D'où la nécessité d'une politique agissante de réhabilitation de l'arganeraie.

L'arganeraie va mal, alors ?

Actuellement, le peuplement en arganiers est estimé à quelque 827.000 hectares répartis comme suit : Essaouira 130.000 ha, Agadir 37.000 ha, Chtouka-Aît Baha 90.000 ha, Tiznit 140.000 ha, Taroudant 360.000 ha et Inzegane Ait Melloul 1300 ha. Auparavant, ce peuplement était de 1 million 500.000 ha. Un autre indicateur très révélateur : la densité de l'arganeraie est passée de 100 à 150 arbres par/ha à 30 pieds seulement par hectare. Donc, on voit que la régression est préoccupante. Elle l'est d'autant plus que cet arbre crée des richesses pour les populations qui l'exploitent. On assiste depuis quelque temps à l'éclosion d'une véritable agro-industrie autour de l'arganier. Ce qui a sensiblement amélioré les revenus des populations.

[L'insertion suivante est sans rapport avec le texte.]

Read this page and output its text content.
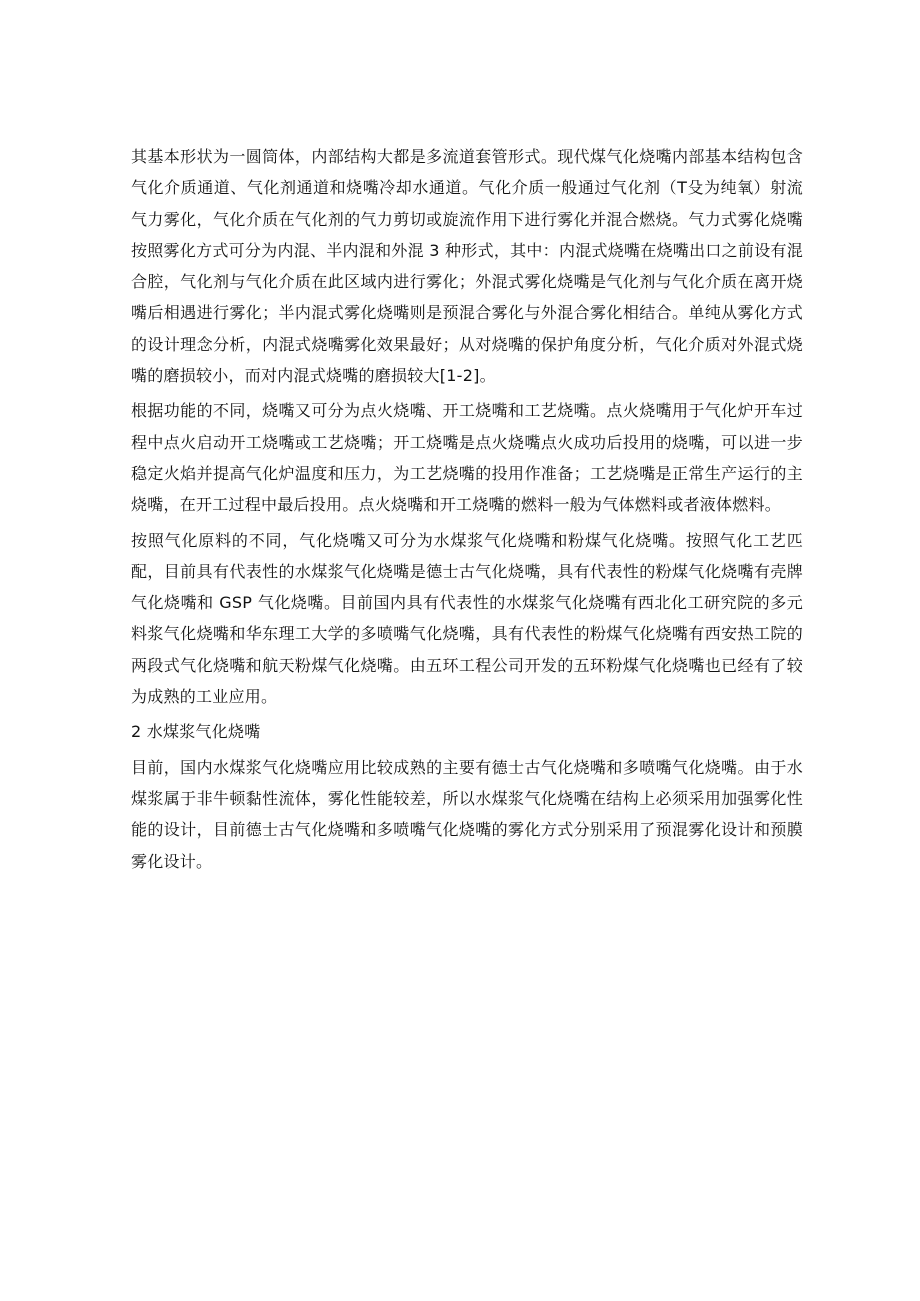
其基本形状为一圆筒体，内部结构大都是多流道套管形式。现代煤气化烧嘴内部基本结构包含气化介质通道、气化剂通道和烧嘴冷却水通道。气化介质一般通过气化剂（T殳为纯氧）射流气力雾化，气化介质在气化剂的气力剪切或旋流作用下进行雾化并混合燃烧。气力式雾化烧嘴按照雾化方式可分为内混、半内混和外混 3 种形式，其中：内混式烧嘴在烧嘴出口之前设有混合腔，气化剂与气化介质在此区域内进行雾化；外混式雾化烧嘴是气化剂与气化介质在离开烧嘴后相遇进行雾化；半内混式雾化烧嘴则是预混合雾化与外混合雾化相结合。单纯从雾化方式的设计理念分析，内混式烧嘴雾化效果最好；从对烧嘴的保护角度分析，气化介质对外混式烧嘴的磨损较小，而对内混式烧嘴的磨损较大[1-2]。

根据功能的不同，烧嘴又可分为点火烧嘴、开工烧嘴和工艺烧嘴。点火烧嘴用于气化炉开车过程中点火启动开工烧嘴或工艺烧嘴；开工烧嘴是点火烧嘴点火成功后投用的烧嘴，可以进一步稳定火焰并提高气化炉温度和压力，为工艺烧嘴的投用作准备；工艺烧嘴是正常生产运行的主烧嘴，在开工过程中最后投用。点火烧嘴和开工烧嘴的燃料一般为气体燃料或者液体燃料。

按照气化原料的不同，气化烧嘴又可分为水煤浆气化烧嘴和粉煤气化烧嘴。按照气化工艺匹配，目前具有代表性的水煤浆气化烧嘴是德士古气化烧嘴，具有代表性的粉煤气化烧嘴有壳牌气化烧嘴和 GSP 气化烧嘴。目前国内具有代表性的水煤浆气化烧嘴有西北化工研究院的多元料浆气化烧嘴和华东理工大学的多喷嘴气化烧嘴，具有代表性的粉煤气化烧嘴有西安热工院的两段式气化烧嘴和航天粉煤气化烧嘴。由五环工程公司开发的五环粉煤气化烧嘴也已经有了较为成熟的工业应用。

2 水煤浆气化烧嘴

目前，国内水煤浆气化烧嘴应用比较成熟的主要有德士古气化烧嘴和多喷嘴气化烧嘴。由于水煤浆属于非牛顿黏性流体，雾化性能较差，所以水煤浆气化烧嘴在结构上必须采用加强雾化性能的设计，目前德士古气化烧嘴和多喷嘴气化烧嘴的雾化方式分别采用了预混雾化设计和预膜雾化设计。
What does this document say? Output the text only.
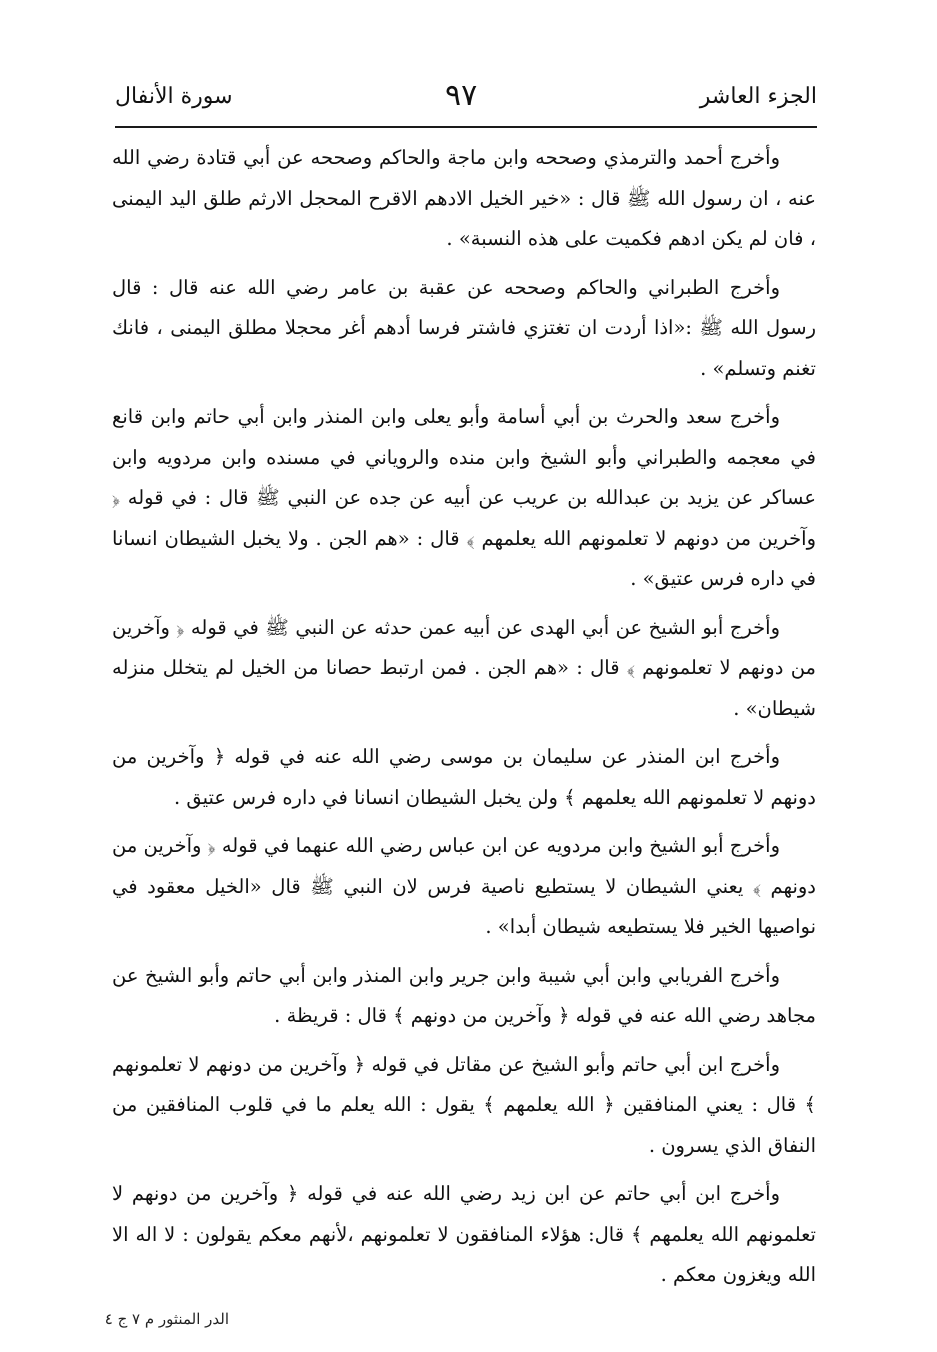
الجزء العاشر
٩٧
سورة الأنفال

وأخرج أحمد والترمذي وصححه وابن ماجة والحاكم وصححه عن أبي قتادة رضي الله عنه ، ان رسول الله ﷺ قال : «خير الخيل الادهم الاقرح المحجل الارثم طلق اليد اليمنى ، فان لم يكن ادهم فكميت على هذه النسبة» .

وأخرج الطبراني والحاكم وصححه عن عقبة بن عامر رضي الله عنه قال : قال رسول الله ﷺ :«اذا أردت ان تغتزي فاشتر فرسا أدهم أغر محجلا مطلق اليمنى ، فانك تغنم وتسلم» .

وأخرج سعد والحرث بن أبي أسامة وأبو يعلى وابن المنذر وابن أبي حاتم وابن قانع في معجمه والطبراني وأبو الشيخ وابن منده والروياني في مسنده وابن مردويه وابن عساكر عن يزيد بن عبدالله بن عريب عن أبيه عن جده عن النبي ﷺ قال : في قوله ﴿ وآخرين من دونهم لا تعلمونهم الله يعلمهم ﴾ قال : «هم الجن . ولا يخبل الشيطان انسانا في داره فرس عتيق» .

وأخرج أبو الشيخ عن أبي الهدى عن أبيه عمن حدثه عن النبي ﷺ في قوله ﴿ وآخرين من دونهم لا تعلمونهم ﴾ قال : «هم الجن . فمن ارتبط حصانا من الخيل لم يتخلل منزله شيطان» .

وأخرج ابن المنذر عن سليمان بن موسى رضي الله عنه في قوله ﴿ وآخرين من دونهم لا تعلمونهم الله يعلمهم ﴾ ولن يخبل الشيطان انسانا في داره فرس عتيق .

وأخرج أبو الشيخ وابن مردويه عن ابن عباس رضي الله عنهما في قوله ﴿ وآخرين من دونهم ﴾ يعني الشيطان لا يستطيع ناصية فرس لان النبي ﷺ قال «الخيل معقود في نواصيها الخير فلا يستطيعه شيطان أبدا» .

وأخرج الفريابي وابن أبي شيبة وابن جرير وابن المنذر وابن أبي حاتم وأبو الشيخ عن مجاهد رضي الله عنه في قوله ﴿ وآخرين من دونهم ﴾ قال : قريظة .

وأخرج ابن أبي حاتم وأبو الشيخ عن مقاتل في قوله ﴿ وآخرين من دونهم لا تعلمونهم ﴾ قال : يعني المنافقين ﴿ الله يعلمهم ﴾ يقول : الله يعلم ما في قلوب المنافقين من النفاق الذي يسرون .

وأخرج ابن أبي حاتم عن ابن زيد رضي الله عنه في قوله ﴿ وآخرين من دونهم لا تعلمونهم الله يعلمهم ﴾ قال: هؤلاء المنافقون لا تعلمونهم ،لأنهم معكم يقولون : لا اله الا الله ويغزون معكم .

الدر المنثور م ٧ ج ٤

Et c'est dommage qu'une ressource qui crée autant de richesses subisse un aussi mauvais sort.

A votre avis, quelles sont les causes qui ont induit cet état de fait déplorable ?

Si les  sécheresses successives ont en quelque sorte affecté ce patrimoine, il n'en reste pas moins que c'est surtout l'intervention de l'homme qui est incriminée, en premier lieu. L'homme exploite d'une manière anarchique et  cupide cette ressource forestière. Les coupes  sauvages continuent de s'effectuer afin de satisfaire les besoins en charbon pour le chauffage ou pour permettre l'édification de projets touristiques ou d'habitat. Les défrichements sont également fréquents dans les terrains proches des terres agricoles, etc. L'homme pense au gain sans penser à préserver les ressources.  Pourtant, avec une exploitation  rationnelle, l'arganier  jouera un rôle économique et social indéniable au profit des populations. Il permet actuellement une production d'huile qui se situe entre 3500 et 4000 tonnes par an. Quant aux coques, on parle actuellement d'une masse de 78 000 tonnes/an. L'autre fonction sociale de l'arganeraie  réside dans les journées de travail qu'elle génère au profit des habitants de la région. L'exploitation forestière procure quelque 800.000 journées de travail chaque année. Pour ce qui est de l'extraction de l'huile, elle assure plus de deux millions de journées de travail par an pour les femmes, sachant qu'un litre d'huile nécessite une journée et demie de travail.  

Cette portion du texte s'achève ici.